Connecting with Nature: Helping Children Reveal Their Inner Strength

By Heather White

Maria Montessori once said, “When children come into contact with nature, they reveal their strength.

Nature provides us with an abundance of rich sensorial experiences that are crucial for a child’s development. Their vision develops when they watch leaves sway in the breeze. Their hearing is stimulated when they hear birds chirping. A fragrant spring flower awakens their sense of smell. These immersive experiences awaken the child’s senses and call them to explore, creating a sense of awe and wonder that will be meaningful throughout their lives. 

Dr. Maria Montessori believed so much in the power of connection with nature that she considered the outdoors an extension of the indoor learning environment. She believed nature enriches the life of each child by supporting their physical, social, emotional, and cognitive development. 

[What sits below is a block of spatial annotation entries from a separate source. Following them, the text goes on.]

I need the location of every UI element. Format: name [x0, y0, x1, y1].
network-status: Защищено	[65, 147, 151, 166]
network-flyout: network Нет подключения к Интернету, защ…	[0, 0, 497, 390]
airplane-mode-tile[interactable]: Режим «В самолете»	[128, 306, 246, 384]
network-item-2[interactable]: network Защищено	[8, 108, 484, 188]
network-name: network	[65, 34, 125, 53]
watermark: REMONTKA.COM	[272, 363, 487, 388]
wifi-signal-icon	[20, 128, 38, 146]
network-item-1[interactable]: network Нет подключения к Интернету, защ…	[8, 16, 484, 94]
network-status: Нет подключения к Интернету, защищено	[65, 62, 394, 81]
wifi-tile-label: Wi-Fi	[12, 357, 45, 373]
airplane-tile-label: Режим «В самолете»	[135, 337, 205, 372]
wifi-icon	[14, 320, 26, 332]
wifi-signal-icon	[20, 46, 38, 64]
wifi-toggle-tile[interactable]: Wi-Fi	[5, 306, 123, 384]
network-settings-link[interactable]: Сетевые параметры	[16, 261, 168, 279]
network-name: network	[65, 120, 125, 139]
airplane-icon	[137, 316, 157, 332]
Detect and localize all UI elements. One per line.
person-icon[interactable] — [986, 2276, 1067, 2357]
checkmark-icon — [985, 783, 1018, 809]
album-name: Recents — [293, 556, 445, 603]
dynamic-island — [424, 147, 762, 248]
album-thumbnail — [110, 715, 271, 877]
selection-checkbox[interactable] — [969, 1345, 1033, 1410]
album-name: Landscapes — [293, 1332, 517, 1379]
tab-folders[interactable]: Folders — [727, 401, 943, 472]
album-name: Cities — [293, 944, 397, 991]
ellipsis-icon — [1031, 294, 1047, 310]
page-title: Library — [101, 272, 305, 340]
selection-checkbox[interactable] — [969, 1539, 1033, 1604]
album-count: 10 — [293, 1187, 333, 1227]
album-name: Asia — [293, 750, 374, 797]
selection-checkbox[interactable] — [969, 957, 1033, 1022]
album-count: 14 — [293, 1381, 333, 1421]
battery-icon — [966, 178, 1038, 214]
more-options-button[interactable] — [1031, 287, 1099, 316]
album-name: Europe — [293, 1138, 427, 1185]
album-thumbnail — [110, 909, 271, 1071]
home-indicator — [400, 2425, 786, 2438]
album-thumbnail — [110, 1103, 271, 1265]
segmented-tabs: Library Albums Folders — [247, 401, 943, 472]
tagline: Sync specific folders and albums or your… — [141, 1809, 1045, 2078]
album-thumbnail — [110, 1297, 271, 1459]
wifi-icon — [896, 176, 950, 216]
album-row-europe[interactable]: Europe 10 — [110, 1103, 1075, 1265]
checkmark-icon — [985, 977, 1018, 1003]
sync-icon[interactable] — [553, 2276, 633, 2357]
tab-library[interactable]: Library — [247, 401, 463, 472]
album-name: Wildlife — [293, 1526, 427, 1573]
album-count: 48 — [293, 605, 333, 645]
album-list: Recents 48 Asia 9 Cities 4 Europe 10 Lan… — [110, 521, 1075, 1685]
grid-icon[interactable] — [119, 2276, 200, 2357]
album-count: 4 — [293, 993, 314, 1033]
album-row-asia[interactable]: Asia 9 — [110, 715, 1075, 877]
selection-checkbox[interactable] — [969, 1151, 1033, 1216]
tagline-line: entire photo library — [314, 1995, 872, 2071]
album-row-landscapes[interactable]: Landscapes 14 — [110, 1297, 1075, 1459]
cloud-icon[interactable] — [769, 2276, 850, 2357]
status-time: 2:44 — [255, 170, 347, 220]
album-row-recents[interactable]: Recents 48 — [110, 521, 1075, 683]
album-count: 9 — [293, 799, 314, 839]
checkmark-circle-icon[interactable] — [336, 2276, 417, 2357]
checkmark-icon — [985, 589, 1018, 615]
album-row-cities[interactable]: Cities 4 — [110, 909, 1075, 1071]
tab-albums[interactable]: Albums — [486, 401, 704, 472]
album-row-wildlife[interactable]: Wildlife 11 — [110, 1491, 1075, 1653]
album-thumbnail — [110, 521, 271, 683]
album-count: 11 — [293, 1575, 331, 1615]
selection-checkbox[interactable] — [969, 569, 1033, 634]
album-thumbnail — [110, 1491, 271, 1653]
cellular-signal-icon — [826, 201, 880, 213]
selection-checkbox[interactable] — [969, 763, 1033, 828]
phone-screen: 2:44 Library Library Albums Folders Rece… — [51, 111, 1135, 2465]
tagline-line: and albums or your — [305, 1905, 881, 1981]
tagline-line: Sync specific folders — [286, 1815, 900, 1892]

By increasing your child’s interactions with the natural world, you’re not only supporting their growth and development, you’re encouraging them to lead an environmentally responsible lifestyle throughout childhood and into adulthood, as well. Dr. Montessori reminds us of the importance of developing this type of global citizenship, stating, “The land is where our roots are. The children must be taught to feel and live in harmony with the Earth.”

Explore the fundamentals of Montessori parenting with this free video by Sylvia Arotin, offering insights and strategies to empower and educate your child.

As Montessori parents and caregivers, you can foster your child’s connection to the natural world in so many ways. Here are just a few:

  • Collect leaves, rocks, shells, acorns or pine cones (you could also then sort and arrange them by size, color, or shape)
  • Sit quietly for a moment and listen, then try to name the sounds you hear 
  • Roll down a hill 
  • Climb a tree 
  • Go for a nature walk 
  • Plant a garden 
  • Water and tend to plants 
  • Build a bird feeder, fill it with seeds, and watch and listen to the birds 
  • Build sand castles or mud cakes
  • Splash in a puddle
  • Smell crushed leaves 
  • Watch cloud formations 
  • Fly a kite in the breeze 
  • Visit the nearest botanical garden or zoo

Remember that children are developing their senses, motor skills, and more through their interaction with the natural world. Get outside even if the weather is less than perfect. Help your children see that there is no such thing as bad weather, only unsuitable clothing. Dance in the rain. Play in the snow. For, as Maria Montessori urged, “There must be provision for the child to have contact with nature; to understand and appreciate the order, the harmony, and the beauty in nature.”